On my wall here at work there is a post card of a far off looking determined woman that reads "With a cup of tea in your hand anything is possible" a simple statement which as I write this takes on new meaning.

A lot has happened lately which is inevitable when you don't post regularly. Life has been as always full on. Everywhere there is change for me at the moment from Church to work to family to friends. There seems little place for stillness in all this movement.

The move to my new Church has been interesting the liturgy is similar but it is the small changes that make the difference. For example the different tunes to sung responses can throw me for a moment in the liturgy.

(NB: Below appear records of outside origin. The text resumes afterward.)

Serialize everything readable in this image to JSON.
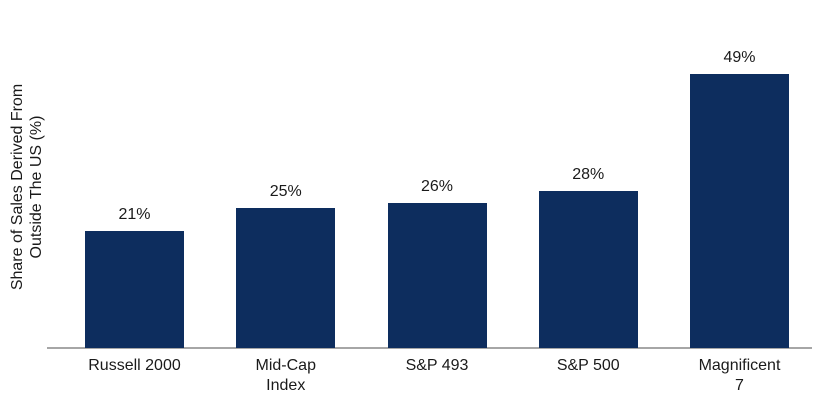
{
  "chart_data": {
    "type": "bar",
    "title": "",
    "xlabel": "",
    "ylabel": "Share of Sales Derived From Outside The US (%)",
    "ylabel_lines": [
      "Share of Sales Derived From",
      "Outside The US (%)"
    ],
    "categories": [
      "Russell 2000",
      "Mid-Cap Index",
      "S&P 493",
      "S&P 500",
      "Magnificent 7"
    ],
    "categories_lines": [
      [
        "Russell 2000"
      ],
      [
        "Mid-Cap",
        "Index"
      ],
      [
        "S&P 493"
      ],
      [
        "S&P 500"
      ],
      [
        "Magnificent",
        "7"
      ]
    ],
    "values": [
      21,
      25,
      26,
      28,
      49
    ],
    "data_labels": [
      "21%",
      "25%",
      "26%",
      "28%",
      "49%"
    ],
    "ylim": [
      0,
      55
    ],
    "grid": false,
    "legend": "none",
    "colors": {
      "bar": "#0d2d5e",
      "axis_line": "#a6a6a6",
      "text": "#1a1a1a"
    }
  }
}
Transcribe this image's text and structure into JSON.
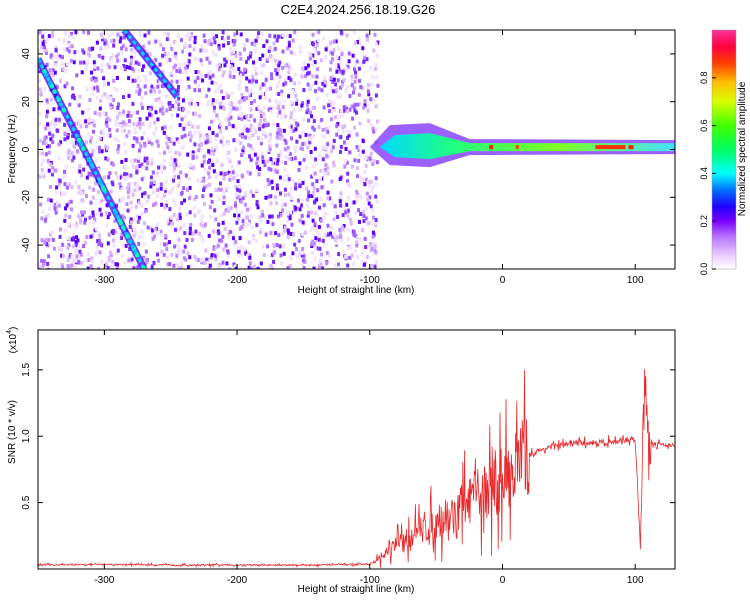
{
  "title": "C2E4.2024.256.18.19.G26",
  "chart_data": [
    {
      "type": "heatmap",
      "xlabel": "Height of straight line (km)",
      "ylabel": "Frequency (Hz)",
      "xlim": [
        -350,
        130
      ],
      "ylim": [
        -50,
        50
      ],
      "x_ticks": [
        "-300",
        "-200",
        "-100",
        "0",
        "100"
      ],
      "y_ticks": [
        "40",
        "20",
        "0",
        "-20",
        "-40"
      ],
      "colorbar": {
        "label": "Normalized spectral amplitude",
        "range": [
          0,
          1
        ],
        "ticks": [
          "0.0",
          "0.2",
          "0.4",
          "0.6",
          "0.8"
        ]
      },
      "features": [
        {
          "kind": "diagonal streak",
          "x": [
            -350,
            -270
          ],
          "y": [
            38,
            -50
          ]
        },
        {
          "kind": "diagonal streak",
          "x": [
            -285,
            -245
          ],
          "y": [
            50,
            22
          ]
        },
        {
          "kind": "noise region",
          "x": [
            -350,
            -95
          ]
        },
        {
          "kind": "signal band near 0 Hz",
          "x": [
            -100,
            130
          ],
          "y": [
            0,
            2
          ]
        }
      ]
    },
    {
      "type": "line",
      "xlabel": "Height of straight line (km)",
      "ylabel": "SNR (10 * v/v)",
      "y_multiplier": "(x10",
      "y_multiplier_exp": "4",
      "y_multiplier_close": ")",
      "xlim": [
        -350,
        130
      ],
      "ylim": [
        0,
        18000
      ],
      "x_ticks": [
        "-300",
        "-200",
        "-100",
        "0",
        "100"
      ],
      "y_ticks": [
        "1.5",
        "1.0",
        "0.5"
      ],
      "color": "#e8282a",
      "series": [
        {
          "x": [
            -350,
            -300,
            -250,
            -200,
            -150,
            -100,
            -90,
            -80,
            -70,
            -60,
            -50,
            -40,
            -30,
            -20,
            -10,
            0,
            10,
            20,
            30,
            40,
            50,
            60,
            70,
            80,
            90,
            100,
            104,
            106,
            108,
            110,
            120,
            130
          ],
          "y": [
            300,
            350,
            300,
            300,
            300,
            350,
            900,
            1800,
            2500,
            3000,
            3500,
            4000,
            4800,
            5500,
            6000,
            6800,
            7800,
            8600,
            9000,
            9300,
            9400,
            9500,
            9500,
            9600,
            9600,
            9800,
            1500,
            12000,
            15000,
            9500,
            9400,
            9300
          ]
        }
      ]
    }
  ]
}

The part where I am the biggest woos is at the cup of tea afterward. I am reminded of a talk earlier in my training on how space works to build community. It is a little harder here with round tables where people sit in their groups rather than stand where you have to bump into others. Yet that too is a very much dependent on the age and mobility of the community I suspect.

I have discovered however the ultimate community building accessory for any new church going gurl that being the husband.
On Sunday Shawn joined me for Pentecost and it was interesting seeing the difference it made being a couple in people coming up to talk afterwards I am not sure how my staunch southern American shaved headed husband would cope with being described as a gurls accessory but it is all in a good cause. Anyway they are a nice group of people and I am reminded that it takes time to find your feet in a community. It will be in the small group situations where relationships really begin I think.

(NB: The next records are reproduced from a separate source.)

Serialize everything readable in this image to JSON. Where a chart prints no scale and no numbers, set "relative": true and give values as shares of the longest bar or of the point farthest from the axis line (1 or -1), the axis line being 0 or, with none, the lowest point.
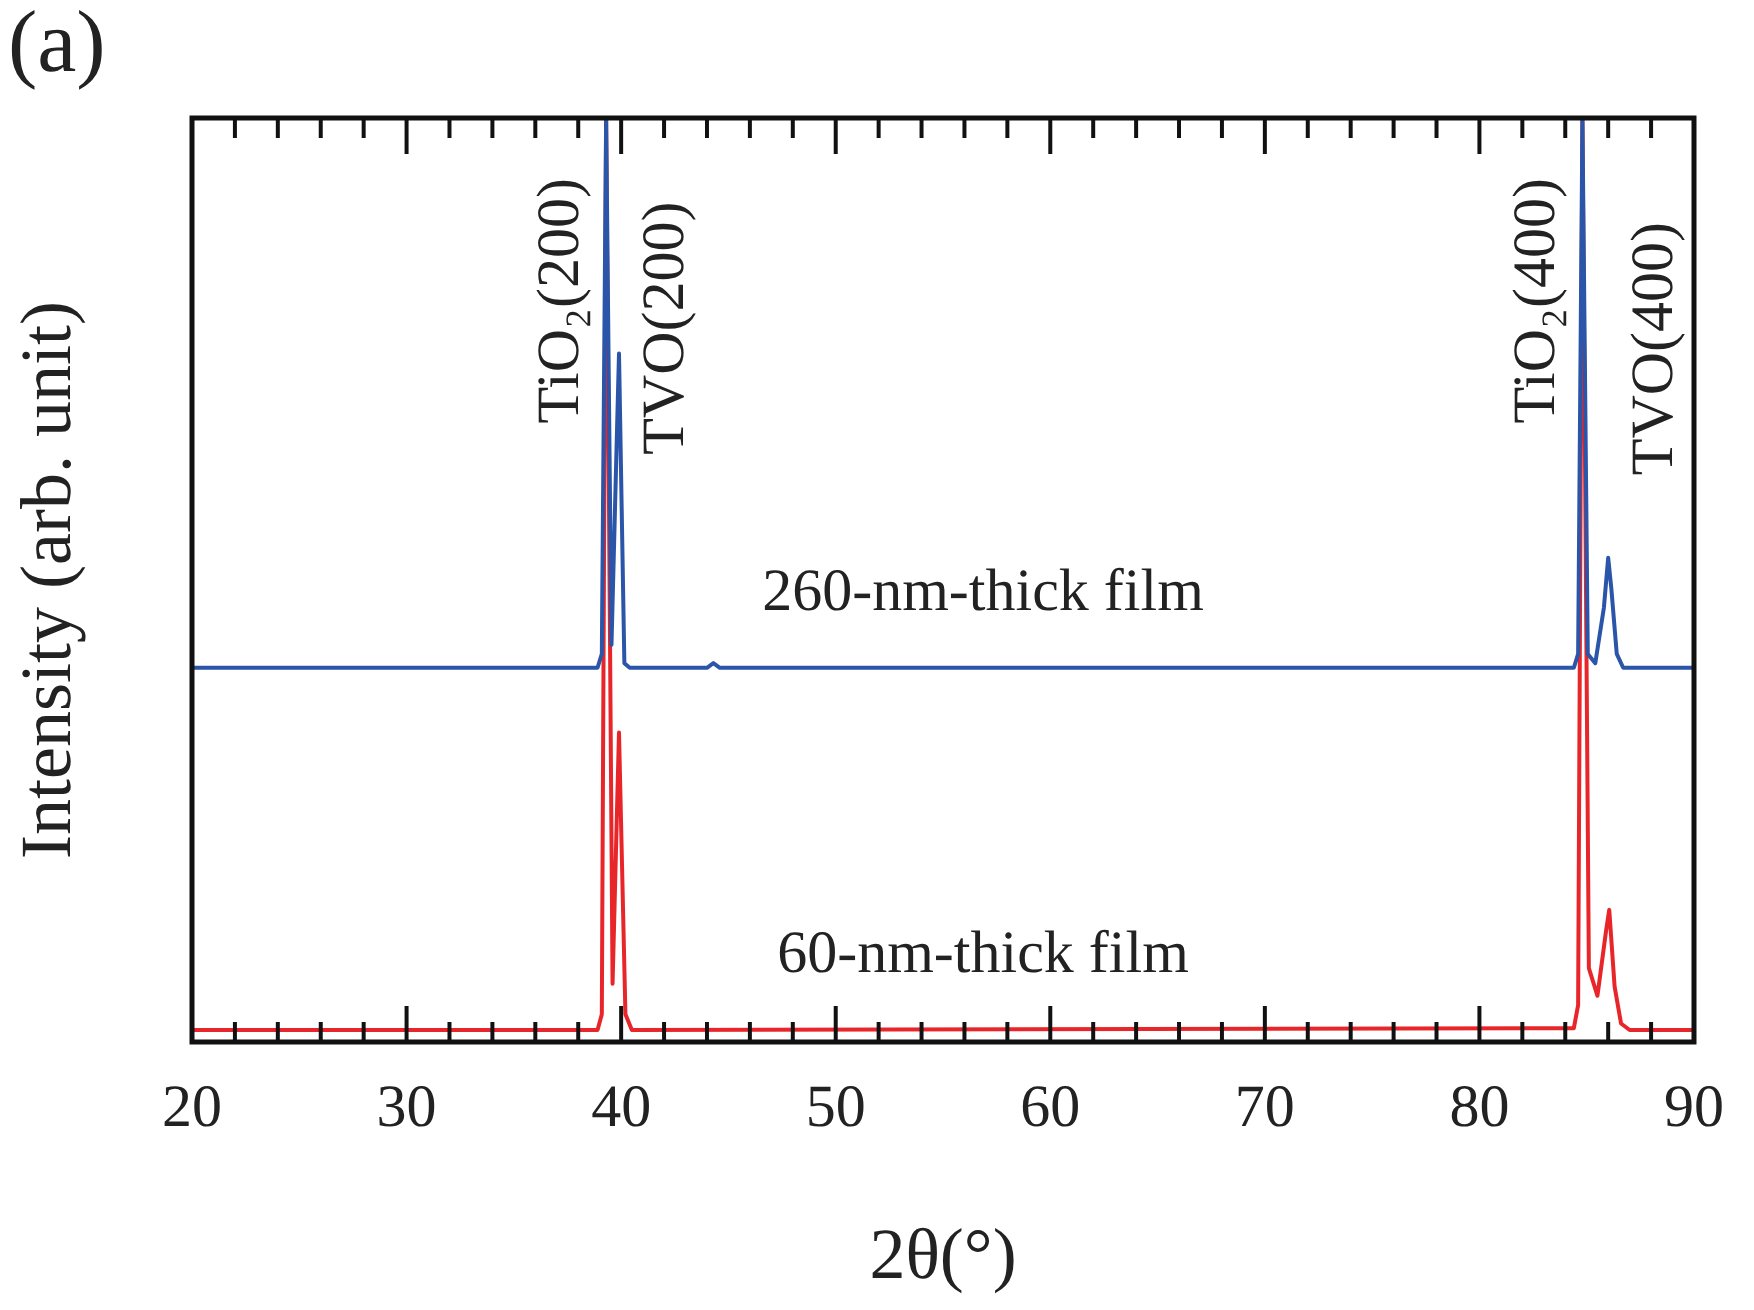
{
  "chart_data": {
    "type": "line",
    "relative": true,
    "xlabel": "2θ(°)",
    "ylabel": "Intensity (arb. unit)",
    "xlim": [
      20,
      90
    ],
    "xticks": [
      20,
      {
        "value": 22,
        "label": null
      },
      {
        "value": 24,
        "label": null
      },
      {
        "value": 26,
        "label": null
      },
      {
        "value": 28,
        "label": null
      },
      30,
      {
        "value": 32,
        "label": null
      },
      {
        "value": 34,
        "label": null
      },
      {
        "value": 36,
        "label": null
      },
      {
        "value": 38,
        "label": null
      },
      40,
      {
        "value": 42,
        "label": null
      },
      {
        "value": 44,
        "label": null
      },
      {
        "value": 46,
        "label": null
      },
      {
        "value": 48,
        "label": null
      },
      50,
      {
        "value": 52,
        "label": null
      },
      {
        "value": 54,
        "label": null
      },
      {
        "value": 56,
        "label": null
      },
      {
        "value": 58,
        "label": null
      },
      60,
      {
        "value": 62,
        "label": null
      },
      {
        "value": 64,
        "label": null
      },
      {
        "value": 66,
        "label": null
      },
      {
        "value": 68,
        "label": null
      },
      70,
      {
        "value": 72,
        "label": null
      },
      {
        "value": 74,
        "label": null
      },
      {
        "value": 76,
        "label": null
      },
      {
        "value": 78,
        "label": null
      },
      80,
      {
        "value": 82,
        "label": null
      },
      {
        "value": 84,
        "label": null
      },
      {
        "value": 86,
        "label": null
      },
      {
        "value": 88,
        "label": null
      },
      90
    ],
    "legend": false,
    "grid": false,
    "marker": "none",
    "line_style": "solid",
    "series": [
      {
        "name": "260-nm-thick film",
        "color": "#2a55a8",
        "x": [
          20,
          38.9,
          39.1,
          39.3,
          39.55,
          39.9,
          40.15,
          40.4,
          44,
          44.3,
          44.6,
          84.4,
          84.6,
          84.8,
          85.05,
          85.4,
          85.8,
          86.0,
          86.15,
          86.4,
          86.7,
          90
        ],
        "values": [
          0.405,
          0.405,
          0.42,
          1,
          0.43,
          0.745,
          0.41,
          0.405,
          0.405,
          0.41,
          0.405,
          0.405,
          0.42,
          1,
          0.42,
          0.41,
          0.47,
          0.524,
          0.49,
          0.42,
          0.405,
          0.405
        ]
      },
      {
        "name": "60-nm-thick film",
        "color": "#e8262a",
        "x": [
          20,
          38.9,
          39.1,
          39.3,
          39.6,
          39.9,
          40.2,
          40.5,
          84.4,
          84.6,
          84.8,
          85.1,
          85.5,
          85.9,
          86.05,
          86.3,
          86.6,
          87,
          90
        ],
        "values": [
          0.013,
          0.013,
          0.03,
          1,
          0.063,
          0.335,
          0.03,
          0.013,
          0.015,
          0.04,
          1,
          0.08,
          0.05,
          0.12,
          0.143,
          0.06,
          0.02,
          0.013,
          0.013
        ]
      }
    ],
    "annotations": [
      "(a)",
      {
        "text": "TiO₂(200)",
        "x": 39.3,
        "y": 1
      },
      {
        "text": "TVO(200)",
        "x": 39.9,
        "y": 0.745
      },
      {
        "text": "TiO₂(400)",
        "x": 84.8,
        "y": 1
      },
      {
        "text": "TVO(400)",
        "x": 86.0,
        "y": 0.524
      }
    ]
  }
}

Such thoughts inevitably run beyond where I am to how as a church do we make visitors welcome?
How do we open ourselves up to those new to the church?
How do we provide the space and encouragement that may lead to a return visit?
Do we do the brief obligatory hi, have you come here before? Do you live in the area? conversation and then feel that our duty is done?
And perhaps most importantly how do we recognise when we have become inwardly facing? When we are focused more on those comfortable relationships we have with each other, rather than those out on the edge with new comers. I know myself at times I have been all the things I have warned against, most of the time for no other reason than I forgot to notice or was enjoying those around me. I hope that I remember these weeks on the edge, the moments of warmth when I am met by parishioners. And when I find my feet that I am reminded of the importance of the milling places where those most comfortable on the edge meet.
Remeber with a cup of tea in your hands all things are possible...

2 comments:

orczy said...

Great to have you back!

I have found starting at a new Parish exciting to begin with, but after a few months it has become the norm. Then the real "work" begins; when one is no longer the new person, but part of the furniture.

Crimson Rambler said...

I hear you on the newcomers thing. I try to train my people to walk up, stick out right hand, and say, "Hello there, I'm George Bloggs"...without getting into the sticky sort of "are you new?" questions.
They find it astonishingly difficult. Sigh.